O documento traça também linhas vermelhas neste campo: "O impedimento de se criarem algoritmos específicos para a decisão de casos judiciais sem interferência humana do julgador ou que façam predições sobre o comportamento futuro de infractores (por maioria de razão nos processos criminais), podendo, com muita cautela, iniciar-se essa aplicação da IA em processos mais simples de natureza cível, sujeitas depois a reclamação para um juiz 'físico'".

No âmbito do Estado de Direito e dos direitos fundamentais, o grupo de trabalho recomenda que seja ponderada a intervenção de todos os órgãos de soberania na nomeação de juízes para o Tribunal Constitucional, alargando a indicação ou nomeação ao Presidente da República e aos conselhos superiores judiciais. Propõe também o alargamento da possibilidade de recurso para os tribunais superiores sempre que estejam em causa direitos humanos.

Ao nível da cooperação e direito internacional, é proposta maior interligação entre sistemas informáticos que facilitem trocas de informação e a cooperação judiciária internacional e é apontada também a importância da colaboração do sistema judicial com entidades privadas, "essenciais para a obtenção de prova digital" e "apreensão de activos virtuais".

"Devem ser introduzidos mecanismos legais de limitação da encriptação de comunicações e de dados de forma a permitir o acesso excepcional aos mesmos por parte das entidades legalmente autorizadas para o efeito", defende ainda o grupo de trabalho.

Sobre a prestação de contas do sistema judiciário, o documento aponta para apresentações de relatórios anuais dos Conselhos Superiores à Assembleia da República, como acontece com o provedor de Justiça e insiste na necessidade de autonomia orçamental dos tribunais, "em regime de "concordata" com o Ministério da Justiça, com uma lei de programação da justiça, sendo que o sistema judiciário "deverá ter uma intervenção decisiva ou vinculante na decisão sobre a afectação dos recursos necessários à sua missão".

O grupo de trabalho defende também a publicitação das decisões dos tribunais como norma, e uma relação de maior proximidade com a comunicação social, com a nomeação de um juiz em cada tribunal como elo de ligação aos jornalistas. As decisões dos tribunais arbitrais devem ser publicitadas e estabelecidos "requisitos legais objectivos e inequívocos que garantam os necessários padrões de imparcialidade e independência dos árbitros em todos os sistemas de arbitragem".
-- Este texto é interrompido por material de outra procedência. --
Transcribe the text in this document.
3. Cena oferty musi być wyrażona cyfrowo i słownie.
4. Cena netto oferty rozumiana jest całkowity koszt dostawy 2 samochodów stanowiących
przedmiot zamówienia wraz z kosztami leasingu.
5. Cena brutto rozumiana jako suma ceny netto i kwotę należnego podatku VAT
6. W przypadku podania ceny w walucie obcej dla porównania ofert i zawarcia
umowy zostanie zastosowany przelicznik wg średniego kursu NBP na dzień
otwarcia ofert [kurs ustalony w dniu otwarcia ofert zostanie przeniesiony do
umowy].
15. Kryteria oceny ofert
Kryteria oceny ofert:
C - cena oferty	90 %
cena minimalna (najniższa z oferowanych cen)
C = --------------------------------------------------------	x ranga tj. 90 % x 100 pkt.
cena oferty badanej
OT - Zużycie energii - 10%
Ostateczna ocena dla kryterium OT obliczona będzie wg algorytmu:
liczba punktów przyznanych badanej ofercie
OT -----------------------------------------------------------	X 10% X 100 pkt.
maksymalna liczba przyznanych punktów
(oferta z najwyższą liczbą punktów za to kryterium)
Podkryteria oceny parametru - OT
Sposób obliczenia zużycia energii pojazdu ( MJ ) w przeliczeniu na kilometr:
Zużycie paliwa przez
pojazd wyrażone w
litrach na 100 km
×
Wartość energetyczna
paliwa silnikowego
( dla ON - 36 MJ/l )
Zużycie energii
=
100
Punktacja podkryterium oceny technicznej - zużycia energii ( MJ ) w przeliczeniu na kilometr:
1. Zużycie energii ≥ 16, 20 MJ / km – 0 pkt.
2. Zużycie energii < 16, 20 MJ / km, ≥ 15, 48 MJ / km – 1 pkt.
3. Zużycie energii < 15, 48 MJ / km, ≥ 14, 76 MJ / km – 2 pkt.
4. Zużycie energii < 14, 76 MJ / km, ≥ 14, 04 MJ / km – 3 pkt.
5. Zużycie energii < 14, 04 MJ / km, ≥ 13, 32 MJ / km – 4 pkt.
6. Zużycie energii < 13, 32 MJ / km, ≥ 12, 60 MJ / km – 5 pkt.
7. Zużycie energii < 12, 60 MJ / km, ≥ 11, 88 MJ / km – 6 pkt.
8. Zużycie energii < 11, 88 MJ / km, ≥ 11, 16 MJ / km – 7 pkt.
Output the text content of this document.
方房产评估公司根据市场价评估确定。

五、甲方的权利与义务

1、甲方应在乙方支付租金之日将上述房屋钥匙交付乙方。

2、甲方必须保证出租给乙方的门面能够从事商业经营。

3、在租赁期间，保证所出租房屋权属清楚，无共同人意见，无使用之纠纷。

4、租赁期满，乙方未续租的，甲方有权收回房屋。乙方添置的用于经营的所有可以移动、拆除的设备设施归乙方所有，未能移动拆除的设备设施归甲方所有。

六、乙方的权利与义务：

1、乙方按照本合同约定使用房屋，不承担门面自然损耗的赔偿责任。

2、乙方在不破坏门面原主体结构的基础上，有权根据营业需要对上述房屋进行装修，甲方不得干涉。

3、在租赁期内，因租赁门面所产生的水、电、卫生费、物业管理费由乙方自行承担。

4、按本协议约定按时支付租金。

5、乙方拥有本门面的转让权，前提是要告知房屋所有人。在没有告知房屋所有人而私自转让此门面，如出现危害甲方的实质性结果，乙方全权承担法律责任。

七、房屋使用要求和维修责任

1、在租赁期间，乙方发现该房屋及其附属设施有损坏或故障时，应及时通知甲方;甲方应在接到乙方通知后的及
Sobre o recrutamento de juízes, defende-se que "deverá ser qualificado, não descurando a avaliação de factores de personalidade, de capacidade de resolução de problemas, de resiliência em situações de tensão ou de exposição pública, para além das características de empatia pessoal e de liderança", instando o sector a "promover um novo modelo que seleccione os mais aptos, afaste um academismo deslocado e se centre nas necessidades de capacitação mais do que na replicação do ensino universitário".